Joseph has had his say on the matter but his manager, Delicia Patterson, has expressed disappointment with the conversation.
She said “Trinidad Killa has been singing Soca for the past 17yrs, even being a past contestant at Synergy TV’s Soca Star. As most youths do, when Soca does not work for them, they gravitate to the dancehall genre. Now with his dancehall hit, he is now being branded as a dancehall artiste with persons further stating that he should not be hired at fetes. Our focus and mission will always be to satisfy the crowd and ground movement.”

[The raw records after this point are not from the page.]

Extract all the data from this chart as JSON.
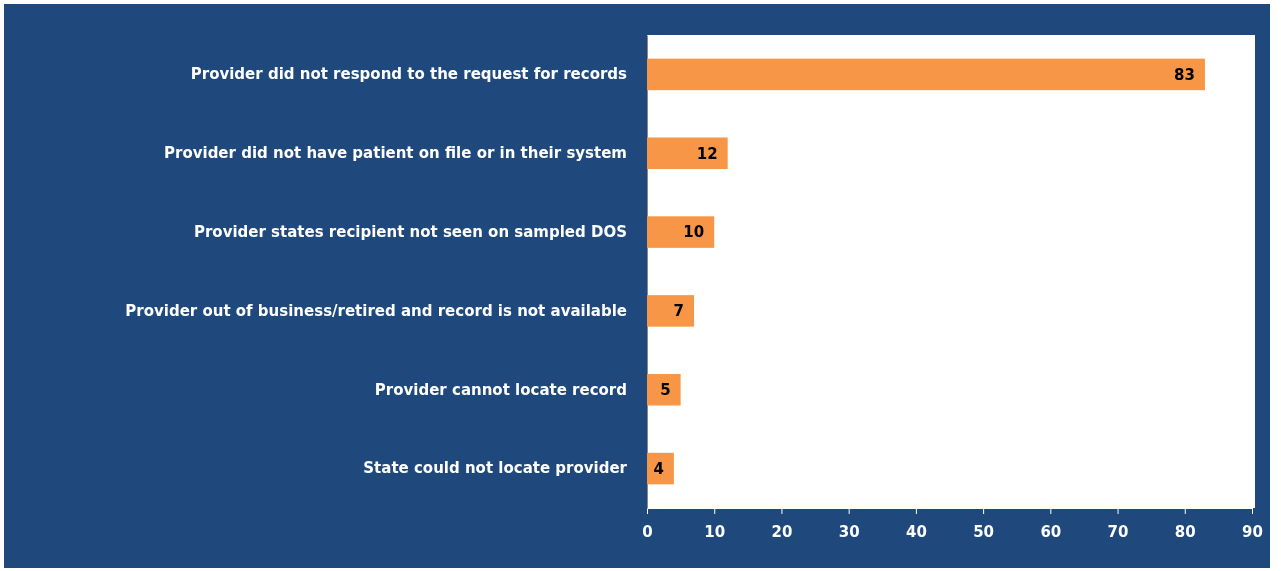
{
  "chart_data": {
    "type": "bar",
    "orientation": "horizontal",
    "categories": [
      "Provider did not respond to the request for records",
      "Provider did not have patient on file or in their system",
      "Provider states recipient not seen on sampled DOS",
      "Provider out of business/retired and record is not available",
      "Provider cannot locate record",
      "State could not locate provider"
    ],
    "values": [
      83,
      12,
      10,
      7,
      5,
      4
    ],
    "color": "#f79646",
    "xlim": [
      0,
      90
    ],
    "xticks": [
      0,
      10,
      20,
      30,
      40,
      50,
      60,
      70,
      80,
      90
    ],
    "grid": false,
    "data_labels": true
  }
}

She added that “in this business, you will always get good and bad publicity and one must learn to rise above it all and stay humble. Music is made to entertain and to feed the soul. We just did a show in the Bahamas and the Promoter there said to me “Power in Soca is the song to push, I stop push gunman because that song gone clear already. He further stated that “Dyy Zess”, Trinidad Killa’s Soca contribution is a great and powerful song and the people need to know it.”
She said, “If we are so passionate about our culture then the bigger debate should be why is there a Soca switch on Boxing Day and Ash Wednesday?”
And while many are having their say, particularly on social media, the people responsible for putting on the fetes and playing the music are speaking out as well. At least one major event organiser, Caesar’s Army, sees no problem with dancehall in Carnival, within reason.
Chief Executive Officer Jules Sobion told Guardian Media, “When it is we are having an international clientele coming to the Carnival season and it’s a lot of Caribbean people as well, I think that if Trinidad and Tobago is representing for Soca and Chutney; Barbados has Bashment, Jamaica has Dancehall, St Lucia has Dennery, Grenada has Jab, Dominica has Bouyon, French West Indies has Zouk and I think it all has a place in our Carnival season.”
His sentiments were echoed by Disc Jockey from SLAM 100.5 FM, Ewart Mundy aka DJ Watty, who expressed the view that the music played is controlled by the people attending the events.
“As djs we have a responsibility and our responsibility is to please the patrons. If you go an event and the patrons want to hear dancehall there are certain events you will have to play the Dancehall because you are playing for them.” Mundy said.
On social media, the views remain mixed.
Tracey Michelle Gomez wrote, “Dancehall (local or otherwise) and soca should not mix for Carnival. The vibe is not the same.”
But Allister Phillip said, “Well soca does get played in party off-season so it’s only fair dance hall get a touch for Carnival.”
Brandon Stoute went a bit further, he said, “Soca music, especially during Carnival Season brings a vibe that masqueraders and non masqueraders love, Dancehall is also another favourite genre of music that brings its own vibe. Personally if the two can clash and bring a vibe that everyone will love then, by all means, put them together and let’s enjoy the vibe!”